Put into a bowl and add the dry ingredients. Stir until moist. Let stand for five minutes.
Spoon into silicone muffin pans, and fill 2/3. Place in a preheated 400 degree oven for 20 minutes, or until the muffins test “dry.”
Allow to cool. Arrange into packets of two, and put them in the freezer. You have a great snack. And, you have great “car food.”
These are great time savers. And if you make enough, you always have a great breakfast. Make a double batch.
Get your motor running and head out on the highway, in plant-strong style.

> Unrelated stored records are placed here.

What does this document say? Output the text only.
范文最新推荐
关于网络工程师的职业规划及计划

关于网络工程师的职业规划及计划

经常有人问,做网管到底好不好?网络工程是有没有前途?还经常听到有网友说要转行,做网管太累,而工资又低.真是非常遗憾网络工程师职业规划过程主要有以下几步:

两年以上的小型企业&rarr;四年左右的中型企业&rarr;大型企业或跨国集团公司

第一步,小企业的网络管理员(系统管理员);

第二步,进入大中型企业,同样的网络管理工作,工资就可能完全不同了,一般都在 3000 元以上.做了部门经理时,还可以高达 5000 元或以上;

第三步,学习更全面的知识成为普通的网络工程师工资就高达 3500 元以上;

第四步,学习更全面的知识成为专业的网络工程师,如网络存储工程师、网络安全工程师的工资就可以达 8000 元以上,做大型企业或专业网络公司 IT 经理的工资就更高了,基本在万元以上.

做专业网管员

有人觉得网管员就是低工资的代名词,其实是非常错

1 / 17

And if you are running late, no-drive through for you, because you are well packed with a great and delicious breakfast.
NOTE: I had to go to a meeting last week, where the organizers said that they’d have “light breakfast.” I knew that translation, and decided to make a fruit salad. I already had the Mighty Bean Muffins, and pulled a dozen from the freezer. When I got to the meeting, I felt as though I needed to promote the muffins and explain what they were.
But, when will I ever learn. There is NO need. People just attacked the plate of muffins and asked for the recipe. My point?
Be a promoter and supply food to others. They will get this “plant-strong” thing, for sure.
Have you ever made an “Ann Esselstyn Waffle?” One morning while I was making a waffle, I thought to myself, “I bet I can bake this batter into a cookie.” With a few modifications, they have replaced the “Mighty Muffin” as a morning mainstay. These will be the easiest thing to make.
Ingredients (Preheat oven to 400 degrees)
3 very ripe bananas
½ cup of applesauce
½ cup of almond milk
1 t of vanilla
1 t (or more) of cinnamon
Raisins (if you want)
- Mash the bananas and mix with applesauce.
- Add almond milk and vanilla to mixture. Mix well.
- Add cinnamon.
- Mix in the oatmeal and stir well.
- Place on a lined cookie sheet, spoon, or use an ice cream scoop.
- Sprinkle dry ginger on each cookie (adds a nice kick)
Bake between 13-18 minutes. Let cool totally. Will peel off the paper easily.
Store in a container, or freeze them. This is a PERFECT breakfast. If you make them, post a pic and let us know.